Dom Przestronny:)
Dzisiejsza wizyta na budowie wprowadziła mnie w stan... niepewności. Wszystko takie rozgrzebane i niedokończone. Wszędzie bałagan że szkoda gadać Jutro ma być chłopak od kuchni a ja nie wiem co i jak w tym bałaganie. Trudno to jakoś ogarnąć w obecnym stanie.
Przydałyby się płytki na podłogi na dole. Nadal nie mam informacji kiedy będzie ten gres Glazurnik mógłby już je układać a tu klops. Płytek nie ma i nie wiem co teraz robić. Mógłby układać podłogę w wiatrołapie ale trochę szkoda mi tego marmuru. Jeszcze tyle będzie wnoszone i wogóle....nikt nie szanuje więc muszę sama na wszystko uważać To chyba zrobi na końcu.

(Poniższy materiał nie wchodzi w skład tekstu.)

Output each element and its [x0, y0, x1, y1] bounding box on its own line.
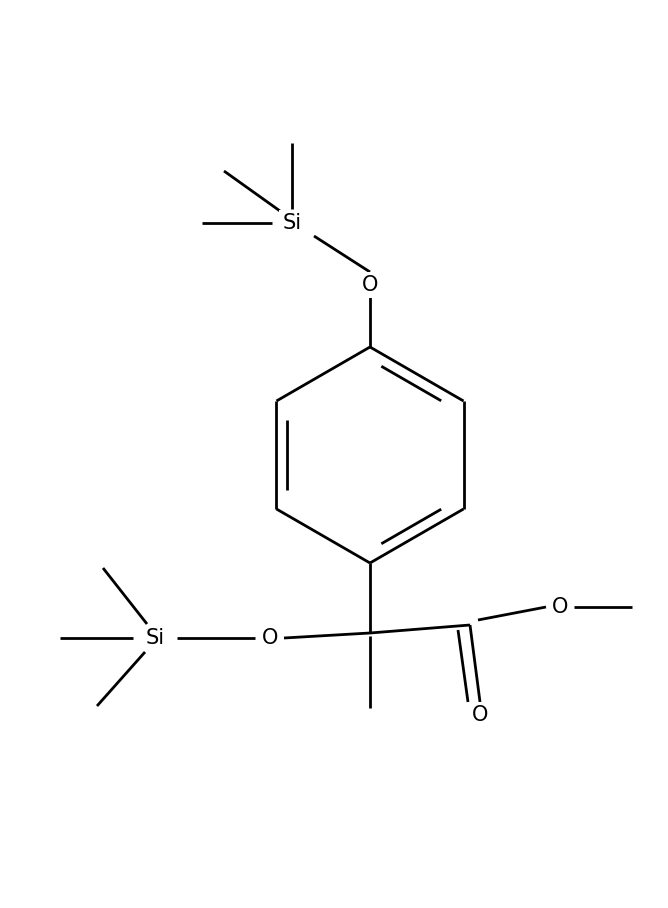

Muszę znów iść do Praktikera i pytać o ten mój gres
Największy problem mamy nadal z łazienką na górze. Nie ma płytek, nie wiemy jakie kupić, nie możemy się dogadać. Odkładam ten sporny temat jak mogę najdalej ale nie można juz dłużej Musimy zamówić płytki robić tę łazienke bo potem to bedą juz podłogi i wogóle....Znów musiałby byc bałagan na górze.
Może ten tydzień przyniesie postępy w pracach. Może wreszcie bedzie coś widać bo narazie to rozpierducha i tyle.